If those are the factors that determine your participation at an event, then you’re overlooking a great opportunity at Elon University — an opportunity to engage in Interfaith dialogue and understanding.
Considering the university’s “Fighting Christian” mascot was changed only 16 years ago, the number of vibrant opportunities we have to engage in various religious, spiritual and nonreligious programming on campus today over such a short span of time is commendable.
Carrie Seigler, the multifaith and intern coordinator at the Truitt Center for Religious and Spiritual Life, credits this rapid, university-wide shift to interfaith to strong joint support between the administration and students.
She emphasized that what happened at Elon with regard to adopting interfaith programming is rare and important: Students didn’t have to protest or rally for the administration to validate their ideas.
While Seigler added that things are not perfect — for example, she noted that the lack of campus-wide holidays for major celebrations for minority religions on campus that aren’t Christian are examples of “Christian privilege on campus” — she said the administration has remained open and willing to discuss the ways Elon can expand and grow its multifaith community.
Today, Elon has a platform for religious, spiritual and nonreligious programming that allows space for secular, agnostic and atheist questioning. These initiatives are student-driven, with Truitt Center interns carefully researching and independently organizing events that provide students with the opportunity to engage in their own celebrations and in other traditions the opportunity to learn.
A lot of time, thought and planning goes into these events and students should attend them with the intent to learn and display respectful curiosity.
Your intent should transcend surface-level ways to interact with other cultures, including indulging in different foods and going for the Instagram photo. What good are strong, student-driven and robust interfaith initiatives when only a fraction of the community takes advantage of them?

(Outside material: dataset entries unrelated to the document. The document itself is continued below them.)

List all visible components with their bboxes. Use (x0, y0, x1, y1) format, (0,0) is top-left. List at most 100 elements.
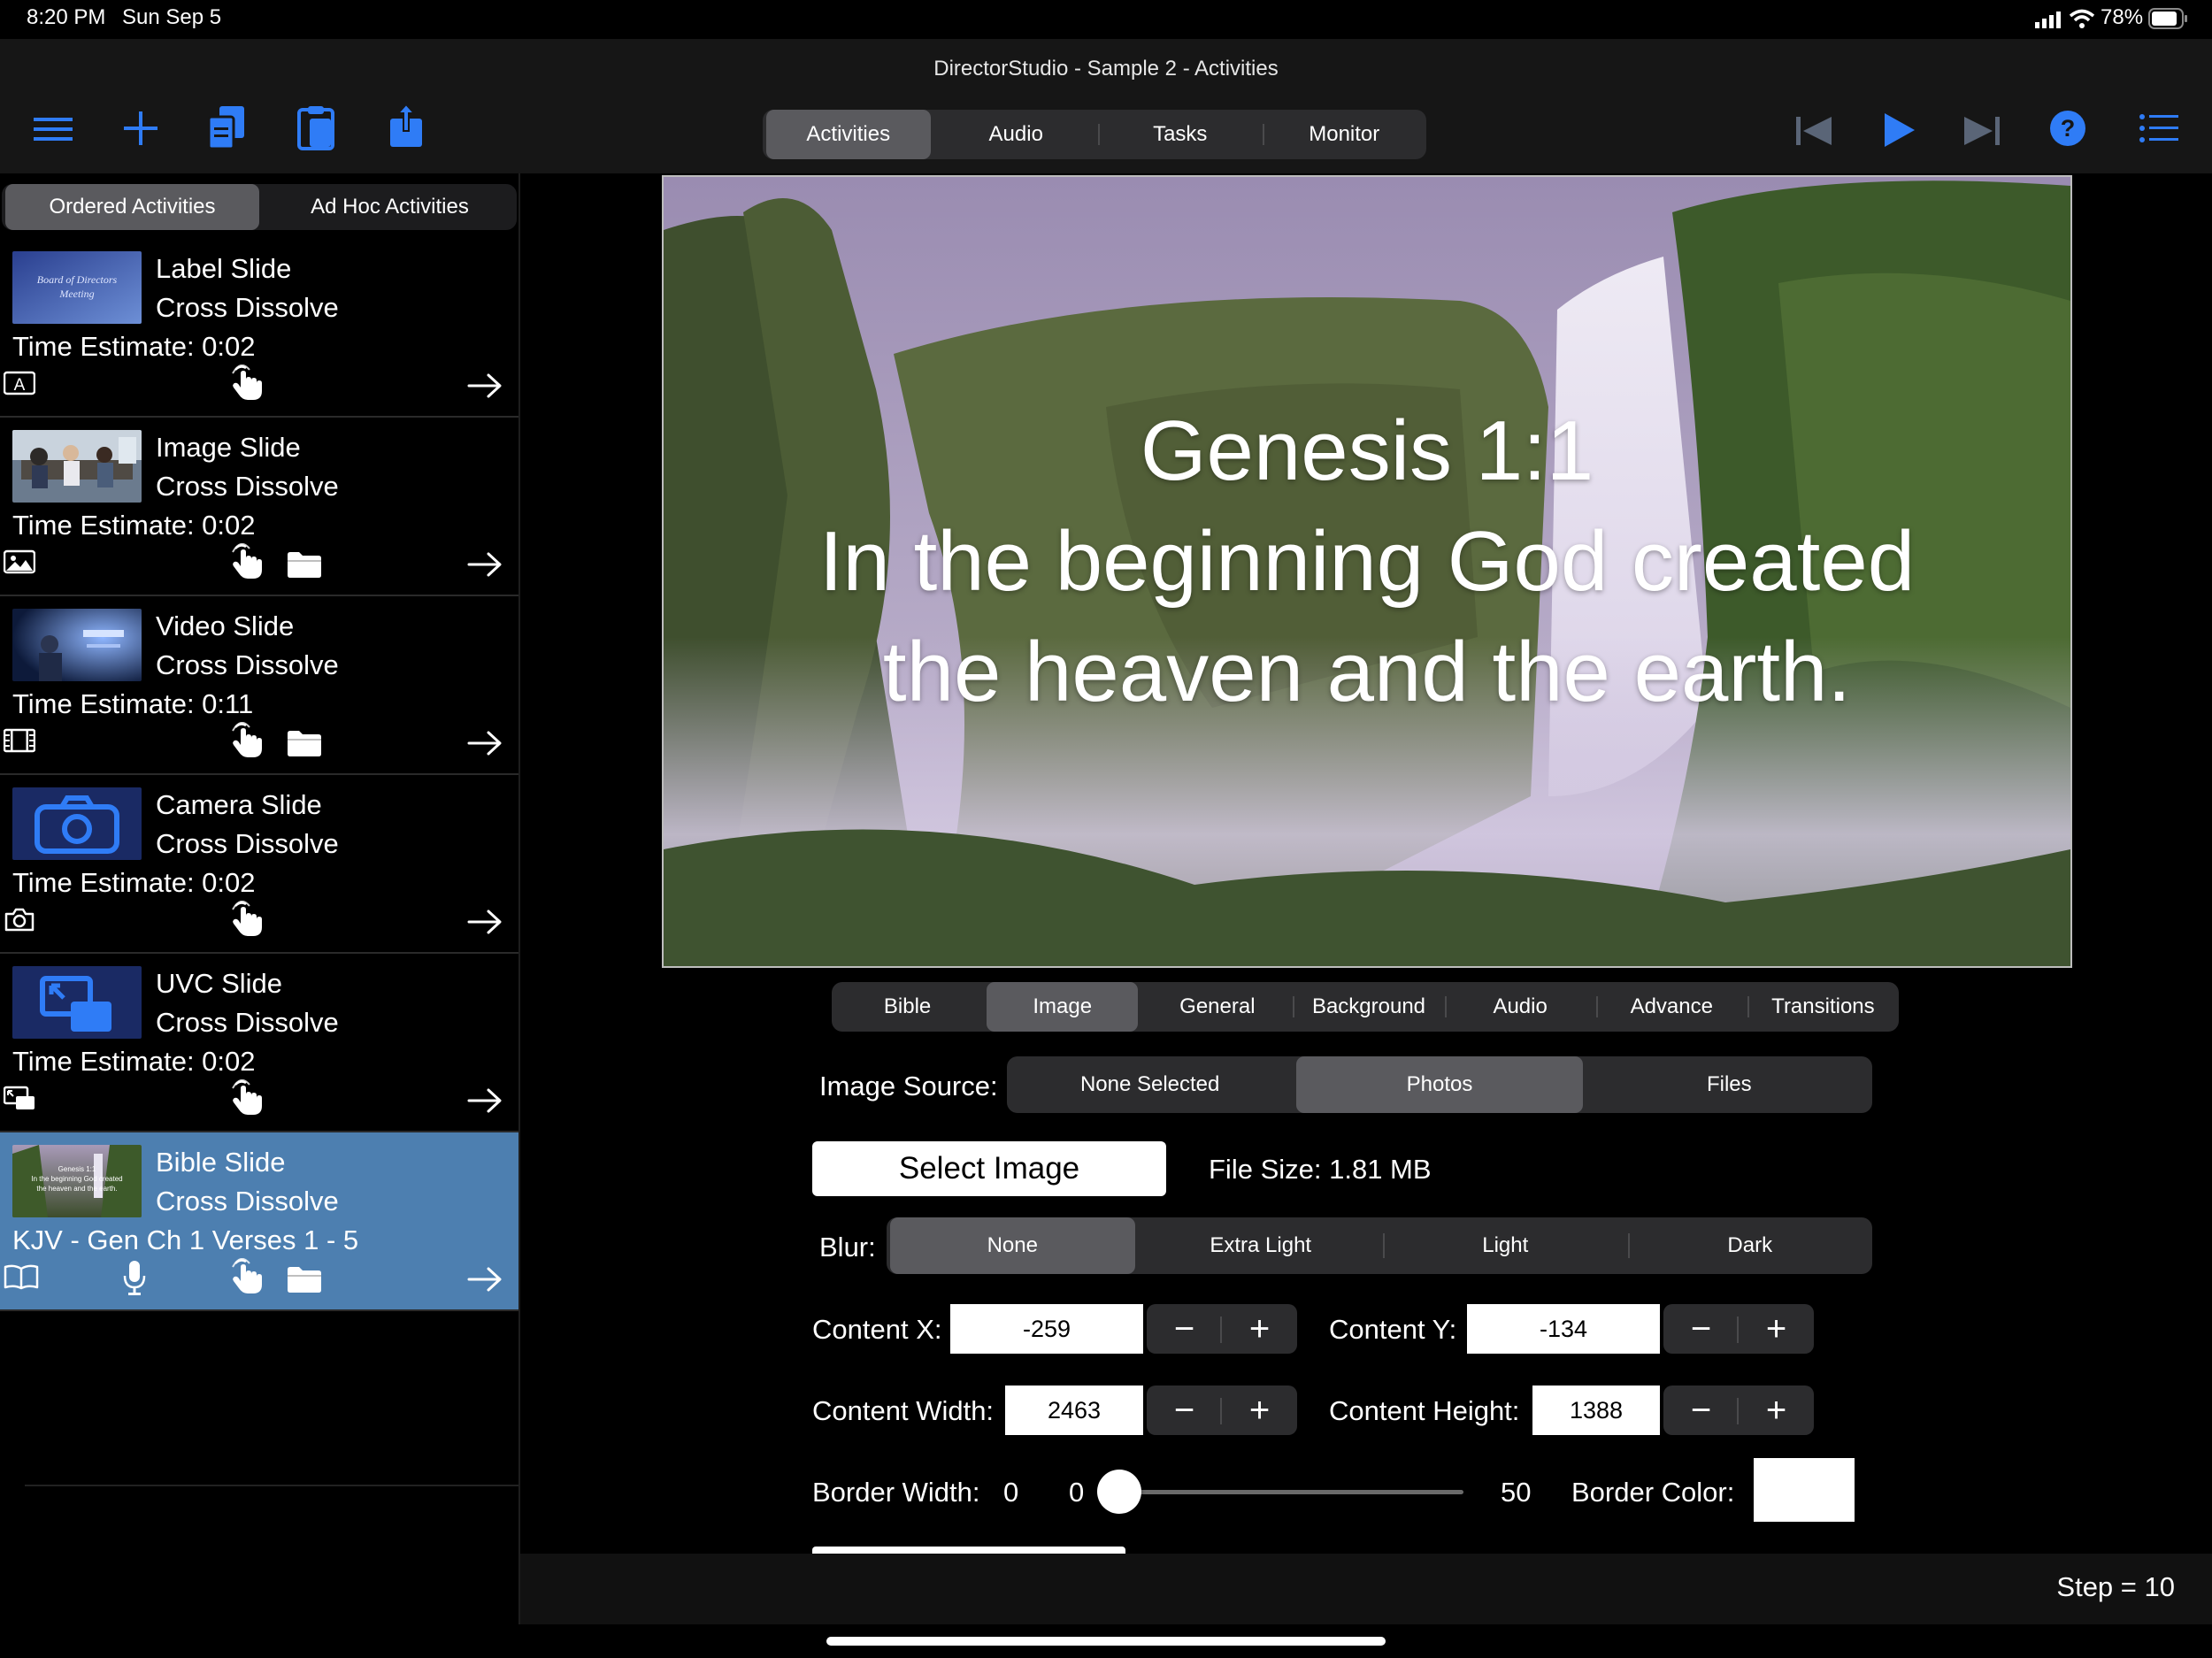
editor-tab-audio[interactable]: Audio (1444, 982, 1596, 1032)
activity-item-image-slide[interactable]: Image Slide Cross Dissolve Time Estimate: … (0, 418, 518, 596)
editor-tab-transitions[interactable]: Transitions (1747, 982, 1899, 1032)
content-width-increment-button[interactable]: + (1222, 1391, 1297, 1431)
activity-thumbnail: Genesis 1:1 In the beginning God created t… (12, 1145, 142, 1217)
folder-icon[interactable] (287, 729, 322, 757)
image-source-files[interactable]: Files (1586, 1056, 1872, 1113)
activity-item-camera-slide[interactable]: Camera Slide Cross Dissolve Time Estimate:… (0, 775, 518, 954)
activity-item-video-slide[interactable]: Video Slide Cross Dissolve Time Estimate: … (0, 596, 518, 775)
activity-thumbnail (12, 787, 142, 860)
blur-option-none[interactable]: None (890, 1217, 1135, 1274)
arrow-right-icon[interactable] (467, 1086, 503, 1115)
skip-back-icon[interactable] (1796, 117, 1832, 145)
arrow-right-icon[interactable] (467, 550, 503, 579)
skip-forward-icon[interactable] (1964, 117, 2000, 145)
menu-icon[interactable] (34, 115, 73, 143)
activity-item-label-slide[interactable]: Board of Directors Meeting Label Slide Cros… (0, 239, 518, 418)
image-source-none-selected[interactable]: None Selected (1007, 1056, 1293, 1113)
activity-estimate: Time Estimate: 0:02 (12, 510, 256, 541)
list-icon[interactable] (2139, 113, 2178, 143)
tab-audio[interactable]: Audio (934, 110, 1099, 159)
content-x-input[interactable]: -259 (950, 1304, 1143, 1354)
blur-option-extra-light[interactable]: Extra Light (1139, 1217, 1384, 1274)
content-height-increment-button[interactable]: + (1739, 1391, 1814, 1431)
microphone-icon[interactable] (122, 1260, 147, 1295)
activity-item-bible-slide[interactable]: Genesis 1:1 In the beginning God created t… (0, 1132, 518, 1311)
slider-thumb[interactable] (1097, 1470, 1141, 1514)
activity-estimate: Time Estimate: 0:02 (12, 867, 256, 898)
svg-text:the heaven and the earth.: the heaven and the earth. (36, 1185, 117, 1193)
image-icon (4, 549, 35, 575)
sidebar-tab-ordered-activities[interactable]: Ordered Activities (5, 184, 259, 230)
svg-text:?: ? (2061, 115, 2076, 142)
sidebar-tab-ad-hoc-activities[interactable]: Ad Hoc Activities (263, 184, 517, 230)
tab-tasks[interactable]: Tasks (1098, 110, 1263, 159)
editor-tab-image[interactable]: Image (987, 982, 1139, 1032)
border-width-slider[interactable] (1097, 1469, 1486, 1515)
share-icon[interactable] (389, 104, 423, 149)
blur-option-light[interactable]: Light (1383, 1217, 1628, 1274)
main-tabs: Activities Audio Tasks Monitor (763, 110, 1426, 159)
activity-thumbnail: Board of Directors Meeting (12, 251, 142, 324)
tap-icon[interactable] (230, 722, 265, 759)
play-icon[interactable] (1885, 113, 1915, 147)
folder-icon[interactable] (287, 1265, 322, 1293)
content-x-decrement-button[interactable]: − (1147, 1309, 1222, 1349)
tap-icon[interactable] (230, 1258, 265, 1295)
image-source-label: Image Source: (819, 1071, 998, 1101)
content-y-input[interactable]: -134 (1467, 1304, 1660, 1354)
home-indicator (826, 1637, 1386, 1646)
camera-icon (4, 906, 35, 933)
arrow-right-icon[interactable] (467, 729, 503, 757)
content-width-label: Content Width: (812, 1395, 995, 1426)
editor-tab-general[interactable]: General (1141, 982, 1293, 1032)
activity-thumbnail (12, 966, 142, 1039)
step-label: Step = 10 (2056, 1571, 2175, 1602)
editor-tab-advance[interactable]: Advance (1595, 982, 1747, 1032)
content-height-input[interactable]: 1388 (1532, 1386, 1660, 1435)
svg-text:In the beginning God created: In the beginning God created (31, 1175, 122, 1183)
tab-activities[interactable]: Activities (766, 110, 931, 159)
activity-estimate: KJV - Gen Ch 1 Verses 1 - 5 (12, 1224, 359, 1255)
activity-item-uvc-slide[interactable]: UVC Slide Cross Dissolve Time Estimate: 0:… (0, 954, 518, 1132)
editor-tab-background[interactable]: Background (1293, 982, 1444, 1032)
content-y-increment-button[interactable]: + (1739, 1309, 1814, 1349)
slide-preview[interactable]: Genesis 1:1 In the beginning God created… (662, 175, 2072, 968)
content-width-input[interactable]: 2463 (1005, 1386, 1143, 1435)
tap-icon[interactable] (230, 1079, 265, 1117)
activity-estimate: Time Estimate: 0:02 (12, 331, 256, 362)
tap-icon[interactable] (230, 365, 265, 402)
slider-track (1120, 1490, 1463, 1494)
arrow-right-icon[interactable] (467, 908, 503, 936)
help-icon[interactable]: ? (2049, 110, 2086, 147)
arrow-right-icon[interactable] (467, 372, 503, 400)
thumb-caption: Genesis 1:1 (58, 1165, 96, 1173)
content-width-decrement-button[interactable]: − (1147, 1391, 1222, 1431)
uvc-icon (4, 1085, 35, 1111)
content-x-label: Content X: (812, 1314, 942, 1345)
plus-icon[interactable] (124, 111, 157, 145)
wifi-icon (2069, 8, 2095, 29)
arrow-right-icon[interactable] (467, 1265, 503, 1293)
blur-label: Blur: (819, 1232, 876, 1263)
activity-title: Video Slide (156, 610, 295, 641)
paste-icon[interactable] (297, 106, 336, 150)
folder-icon[interactable] (287, 550, 322, 579)
editor-tab-bible[interactable]: Bible (832, 982, 983, 1032)
blur-option-dark[interactable]: Dark (1627, 1217, 1873, 1274)
book-icon (4, 1263, 39, 1290)
file-size-label: File Size: 1.81 MB (1209, 1154, 1432, 1185)
status-time: 8:20 PM (27, 5, 106, 29)
copy-icon[interactable] (207, 106, 246, 150)
content-x-increment-button[interactable]: + (1222, 1309, 1297, 1349)
image-source-photos[interactable]: Photos (1296, 1056, 1583, 1113)
select-image-button[interactable]: Select Image (812, 1141, 1166, 1196)
tab-monitor[interactable]: Monitor (1262, 110, 1427, 159)
tap-icon[interactable] (230, 543, 265, 580)
activity-transition: Cross Dissolve (156, 828, 339, 859)
label-icon: A (4, 370, 35, 396)
activity-title: Image Slide (156, 432, 301, 463)
tap-icon[interactable] (230, 901, 265, 938)
border-color-swatch[interactable] (1754, 1458, 1855, 1522)
content-height-decrement-button[interactable]: − (1663, 1391, 1739, 1431)
content-y-decrement-button[interactable]: − (1663, 1309, 1739, 1349)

It would be a shame for students to graduate Elon with the same religious biases they may have brought to campus, especially when there are so many opportunities to engage and interact with “other” religious, nonreligious and spiritual beliefs at Elon.
We attend a university where Eboo Patel, the founder and president of Interfaith Youth Core, delivered a Baccalaureate address, prompting students to take a stand against Islamophobia, and where a Muslim prayer was read alongside a Christian prayer at a spring convocation.
We attend a university that hosts initiatives such as SAGES, a multifaith, multicultural dialogue program that seeks to engage faculty, staff and students in open dialogue surrounding faith, culture, religion and tradition. And where students can engage in academic discussion and inquiry about several traditions in classes offered by the religious studies department.
In a world where current conflicts stem from religious intolerance, what is happening on this campus is uncommon. Take advantage of them now because, chances are, these ideas and opportunities aren’t available and supported everywhere. And if hearing a prayer from a religion or belief system aside from your own makes you uncomfortable, that’s fantastic.
You’re going to face diversity and pluralism in the world beyond Elon anyway — why not start in a safe learning environment where you can display compassionate curiosity?